Blurb: Lilly is ten years old, born with a heart defect, and already addicted to heroin. Her mother is gone from her life, and there are rumors that she was killed by her father and buried near the abandoned house across the street. The house intrigues her, she can’t stay away, and the monstrous homeless man who lives there has been trying to get Lilly to come inside.
For her mother is there, buried in the back, and this homeless man is Lilly’s true father, and both want their daughter back.
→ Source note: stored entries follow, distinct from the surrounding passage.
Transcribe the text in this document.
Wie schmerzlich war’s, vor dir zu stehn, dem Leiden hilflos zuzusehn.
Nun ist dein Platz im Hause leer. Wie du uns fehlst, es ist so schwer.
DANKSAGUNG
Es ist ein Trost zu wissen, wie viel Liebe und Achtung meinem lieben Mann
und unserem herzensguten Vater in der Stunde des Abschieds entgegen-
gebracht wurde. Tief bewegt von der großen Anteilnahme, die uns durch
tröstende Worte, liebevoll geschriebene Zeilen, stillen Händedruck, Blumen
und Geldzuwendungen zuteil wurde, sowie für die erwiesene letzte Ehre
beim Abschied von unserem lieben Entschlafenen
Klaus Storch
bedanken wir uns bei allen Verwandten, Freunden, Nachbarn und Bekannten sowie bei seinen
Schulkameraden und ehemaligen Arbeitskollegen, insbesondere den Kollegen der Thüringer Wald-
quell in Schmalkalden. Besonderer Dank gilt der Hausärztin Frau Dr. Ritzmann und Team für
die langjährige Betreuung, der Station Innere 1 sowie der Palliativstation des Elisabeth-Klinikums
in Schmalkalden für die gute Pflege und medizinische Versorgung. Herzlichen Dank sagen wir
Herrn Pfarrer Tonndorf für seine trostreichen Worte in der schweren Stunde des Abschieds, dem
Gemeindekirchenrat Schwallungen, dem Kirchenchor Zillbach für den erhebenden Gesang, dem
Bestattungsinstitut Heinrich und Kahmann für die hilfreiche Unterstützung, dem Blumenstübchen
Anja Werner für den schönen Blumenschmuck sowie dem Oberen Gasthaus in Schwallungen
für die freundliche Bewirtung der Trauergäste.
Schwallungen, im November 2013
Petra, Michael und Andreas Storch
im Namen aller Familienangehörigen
Milk – Blood is a completely unique horror, mixing the physical tension of fear, dread and violence with psychological and social concerns of poverty, drug abuse and social care surrounding a motherless young girl, Lilly, who has been struggling with a terrible illness from birth and later comes to learn the true fate of her mother as well as becoming reliant on heroin.
There is a sense of darkness and eeriness in the setting alone, with the story based on a rundown street in Detroit in a poverty-stricken area where virtually every other home is boarded up, the homeless roam the road in need for shelter and crime and drug use is always an issue. Lilly has to walk down this road on the way home from school every weekday evening, with the dark house across the street and a strange, creepy homeless man calling to her. She is teased by school kids and returns home to be ignored regularly and yet still dealing with her illness and pain. And yet these latter issues are nothing compared to the horror she is to encounter deeper into the story.
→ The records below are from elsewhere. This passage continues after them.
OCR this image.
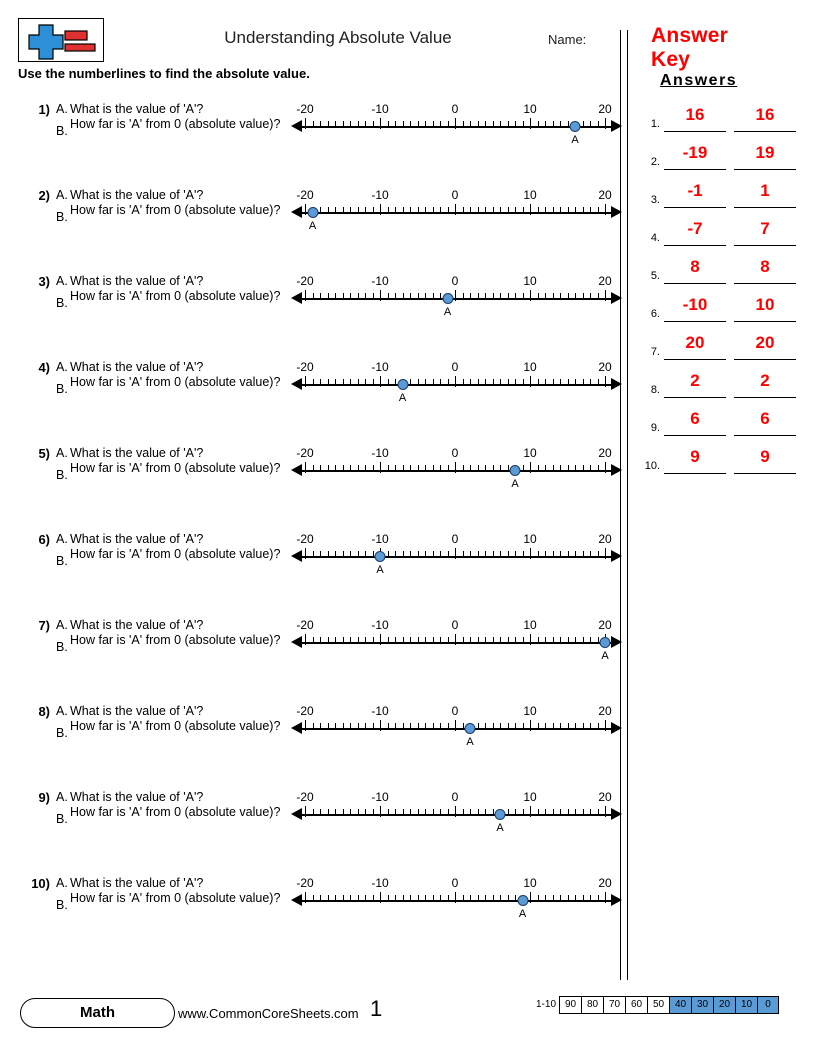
Understanding Absolute Value	Name:	Answer Key
Use the numberlines to find the absolute value.	Answers
1.	16	16
2.	-19	19
3.	-1	1
4.	-7	7
5.	8	8
6.	-10	10
7.	20	20
8.	2	2
9.	6	6
10.	9	9
1) A. What is the value of 'A'?
B. How far is 'A' from 0 (absolute value)?
-20	-10	0	10	20
A
2) A. What is the value of 'A'?
B. How far is 'A' from 0 (absolute value)?
-20	-10	0	10	20
A
3) A. What is the value of 'A'?
B. How far is 'A' from 0 (absolute value)?
-20	-10	0	10	20
A
4) A. What is the value of 'A'?
B. How far is 'A' from 0 (absolute value)?
-20	-10	0	10	20
A
5) A. What is the value of 'A'?
B. How far is 'A' from 0 (absolute value)?
-20	-10	0	10	20
A
6) A. What is the value of 'A'?
B. How far is 'A' from 0 (absolute value)?
-20	-10	0	10	20
A
7) A. What is the value of 'A'?
B. How far is 'A' from 0 (absolute value)?
-20	-10	0	10	20
A
8) A. What is the value of 'A'?
B. How far is 'A' from 0 (absolute value)?
-20	-10	0	10	20
A
9) A. What is the value of 'A'?
B. How far is 'A' from 0 (absolute value)?
-20	-10	0	10	20
A
10) A. What is the value of 'A'?
B. How far is 'A' from 0 (absolute value)?
-20	-10	0	10	20
A
Math	www.CommonCoreSheets.com 1	1-10 90	80	70	60	50	40	30	20	10	0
I found the opening chapters alone of particular interest as Matthews has written the same scene but from each point of view, i.e. the mother’s and her partner’s. This enables the reader from the offset of the story to empathise as much as possible with both sides. I found these chapters, although very tragic concerning the death surrounding the mother, very beautifully written when it came to the partner taking care of the very ill newborn. Such a caring and gently written sequence is rare in many horrors. It is because of this that I believe Milk – Blood begins like a thriller which later develops into a horror.
To use a child, especially one so young and addicted to heroin, I thought was daring of the author in this type of horror and yet it plays out really well. There were moments earlier on in the story that I couldn’t quite comprehend the direction of the story, however these passed very quickly and as the reader continues the story opens out into a great psychological horror that will not disappoint the reader! Due to the content I would recommend that the reader is of mature age of at least 17yrs.
The homeless guy in the boarded up house across the street is also one that has his demons (and for me could have easily been a development of a scavenging character from one of Matthews’ previous books, On the Lips of Children). For he sees and hears more than you would expect. Whether it is partly due to his drug intake or a ‘gift’ he has it adds a deep sense of grittiness, mystery and fear and the reader cannot help but long Lilly to have nothing to do with this character. Of course, Lilly might just get sucked into some inevitable danger as the reader is pulled into the horror too.
Mark Matthews has written Milk – Blood in a clever manner, being able to use some personal experiences and developing them into a suspenseful horror. And not all meets the eye to begin with but as the story wraps up (which it does superbly well) the reader is treated to a little more and realises that there certainly is a purpose for every character mentioned! Despite there being many horrific and tragic scenes, the real horror is where the story takes us – the end result.
This is written in a fantastic way and I love how the reader has no sense of the bigger picture until the conclusion! Although my personal favourite book of Mark Matthews is On the Lips of Children, this one is very close, using a blend of horror from On the Lips of Children as well as the social and dramatic elements of the author’s Stray. (The links of Stray and On the Lips of Children will take you to my previous reviews and some background info on Mark Matthews with On the Lips of Children review.)
A copy of Milk – Blood was provided by the author for the purpose of an honest and fair review.
Milk – Blood was recently released in June 2014. The cover design is from Kealan Patrick Burke of Elderlemon Design, and the story was edited by Richard Thomas, Editor in Chief at Dark House Press.
The term upon which the title is based, “Milk-Blood” was made famous in the Neil Young Song “The Needle and the Damage Done.” A companion piece featuring a character from Milk-Blood, The Damage Done, is available for free on Amazon and has been receiving tremendous reviews.